- Country: United States
- Location: 30 miles north of Las Vegas, Nevada
- Coordinates: 36°23′01″N 114°55′18″W﻿ / ﻿36.383719°N 114.9218°W
- Status: Operating
- Construction began: 2004
- Commission date: 2006
- Owner: NV Energy
- Operator: NV Energy

Thermal power station
- Primary fuel: Natural gas
- Turbine technology: Combined cycle
- Cooling source: Dry cooling system

Power generation
- Nameplate capacity: 1,102 MW

= Chuck Lenzie Generating Station =

Gas-fired power station in Nevada, US

Chuck Lenzie Generating Station is a 1102 MW gas-fired power station located 30 miles north of Las Vegas, Nevada, near the junction of Interstate 15 and the Great Basin Highway (Nevada State Route 93). Power is generated by two D-11 steam turbines powered by four 7FA combustion turbines.
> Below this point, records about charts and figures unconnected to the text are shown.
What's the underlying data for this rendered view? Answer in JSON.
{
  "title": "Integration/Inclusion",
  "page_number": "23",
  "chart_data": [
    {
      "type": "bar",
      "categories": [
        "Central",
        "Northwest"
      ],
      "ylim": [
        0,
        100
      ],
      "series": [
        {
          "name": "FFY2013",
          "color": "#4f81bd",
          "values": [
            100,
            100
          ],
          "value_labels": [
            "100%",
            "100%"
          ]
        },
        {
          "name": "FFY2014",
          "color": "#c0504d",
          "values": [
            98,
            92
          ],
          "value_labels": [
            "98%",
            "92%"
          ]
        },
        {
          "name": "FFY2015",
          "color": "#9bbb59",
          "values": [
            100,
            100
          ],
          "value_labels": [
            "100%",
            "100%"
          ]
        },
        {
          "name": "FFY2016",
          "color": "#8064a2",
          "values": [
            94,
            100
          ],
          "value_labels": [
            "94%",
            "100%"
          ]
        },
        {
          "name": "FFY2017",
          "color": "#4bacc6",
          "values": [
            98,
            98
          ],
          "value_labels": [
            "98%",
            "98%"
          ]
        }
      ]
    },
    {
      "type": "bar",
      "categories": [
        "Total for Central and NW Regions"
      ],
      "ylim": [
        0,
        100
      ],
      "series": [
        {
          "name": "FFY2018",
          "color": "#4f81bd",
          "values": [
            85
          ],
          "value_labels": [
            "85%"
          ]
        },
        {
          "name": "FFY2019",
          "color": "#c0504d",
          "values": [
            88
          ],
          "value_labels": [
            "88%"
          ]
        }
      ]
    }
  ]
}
The plant is the first owned since a plant built in 1955.

== History ==
The facility began construction in 2004 as a Duke Energy, power station. The plant was sold to NV Energy and began production in 2006.

== Facility ==
Since it is located in a desert where water is limited, the plant uses a six-story-high dry cooling system.